Vocacionado para grandes voos, não obstante os esbirros do Estado Novo, será professor catedrático a 2 de Julho de 1990, por decisão unânime do Conselho Científico da Faculdade de Letras de Lisboa, tendo-lhe, antes, em 1987 sido atribuído o título de Professor do Ano pelo Jornal Universidade Hoje.
Teresa Martins Marques (TMM) fora aluna de David Mourão-Ferreira (DMF), no ano lectivo 1973-1974, na cadeira de Teoria da Literatura, no curso de Filologia Românica. Tempo de grandes e gratas recordações. Cresceu-lhe o entusiasmo pelas lições daquele a quem apelidava de Mestre. Dos clássicos aos modernos se compunha o saber de quem tanto ensinou. Depois, em tempos de mestrado, em Literatura Portuguesa Moderna e Contemporânea, David Mourão-Ferreira será o seu orientador, trabalhando em O Imaginário de Lisboa na Ficção Narrativa de José Rodrigues Miguéis, cuja edição em livro viria a prefaciar.

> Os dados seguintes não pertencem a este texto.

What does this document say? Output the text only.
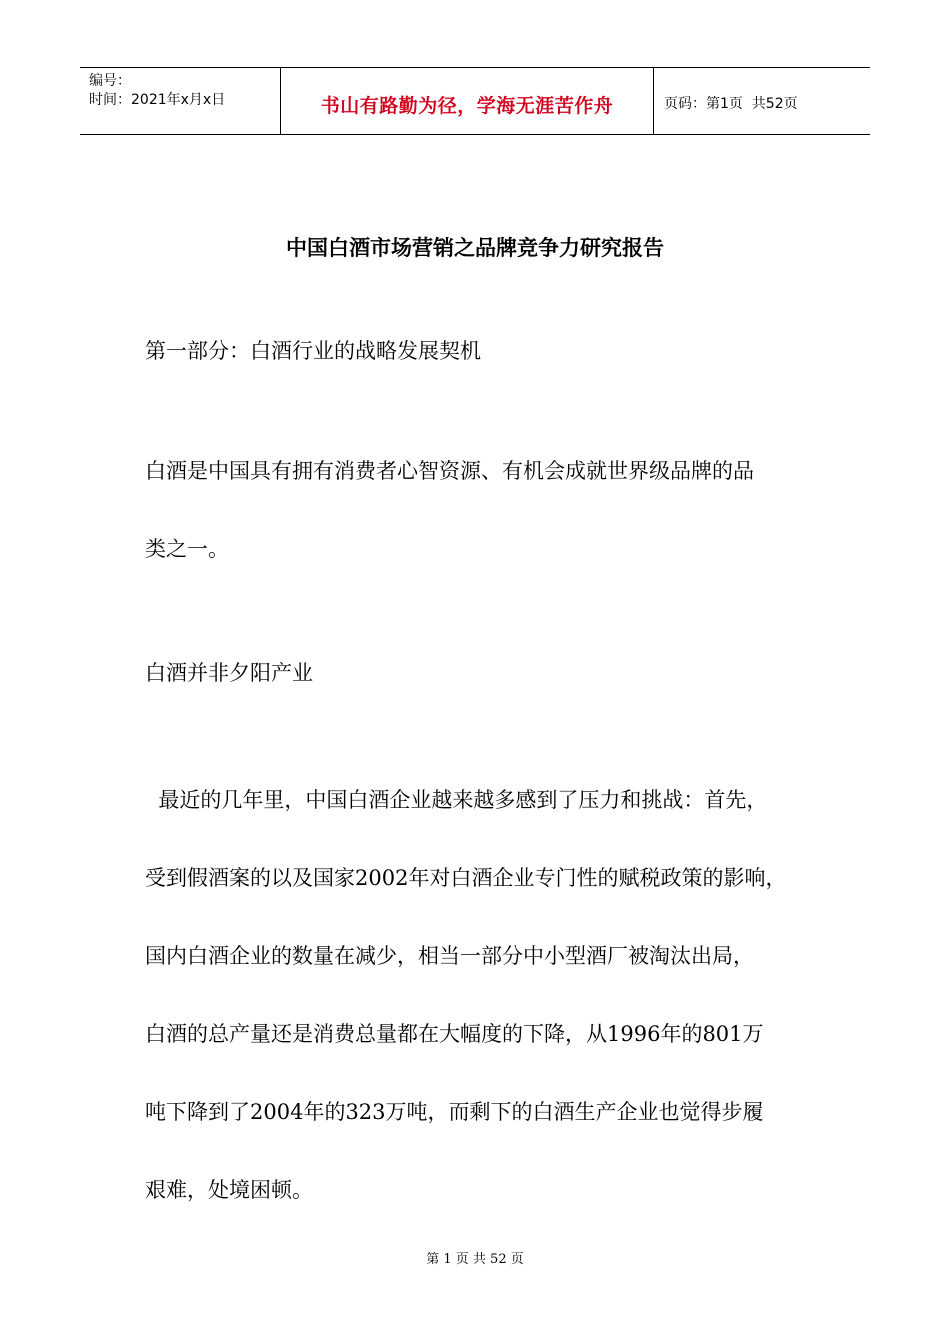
编号：
时间：2021年x月x日	书山有路勤为径，学海无涯苦作舟	页码：第1页  共52页
中国白酒市场营销之品牌竞争力研究报告
第一部分：白酒行业的战略发展契机
白酒是中国具有拥有消费者心智资源、有机会成就世界级品牌的品
类之一。
白酒并非夕阳产业
最近的几年里，中国白酒企业越来越多感到了压力和挑战：首先，
受到假酒案的以及国家2002年对白酒企业专门性的赋税政策的影响，
国内白酒企业的数量在减少，相当一部分中小型酒厂被淘汰出局，
白酒的总产量还是消费总量都在大幅度的下降，从1996年的801万
吨下降到了2004年的323万吨，而剩下的白酒生产企业也觉得步履
艰难，处境困顿。
第 1 页 共 52 页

TMM era por força dos estudos desenvolvidos em torno de David Mourão-Ferreira a pessoa mais sabedora sobre o escritor.
Com um espólio imenso, David Mourão Ferreira deixa o mundo dos vivos. A viúva, Pilar Mourão-Ferreira, representante dos herdeiros literários solicita às entidades oficiais apoio, tendo em vista a organização do legado, pelo que cabe a TMM a organização do acervo do escritor que se encontrava nas duas casas em que residiam: a de Lisboa, junto ao Campo Pequeno e a de Cascais, na Quinta da Bicuda
Orientando uma equipa devidamente credenciada, a partir da casa de Lisboa, é enorme a tarefa que a espera: materiais empilhados em cadeiras por toda a casa, com folhas soltas ou dentro de caixas, armários e gavetas, sem excluir a arrecadação e os quartos de dormir, sem qualquer tipo de organização definida. Para além da equipa que colaborou com Teresa Martins Marques, outros apoios recebeu do exterior, nomeadamente do Professor Carlos Reis que a orientou com prestimosas sugestões bibliográficas, não faltando a ajuda da empregada da casa, D. Inácia Estaço, que durante os últimos vinte anos acompanhou David Mourão-Ferreira e que conhecia como ninguém os cantos da casa.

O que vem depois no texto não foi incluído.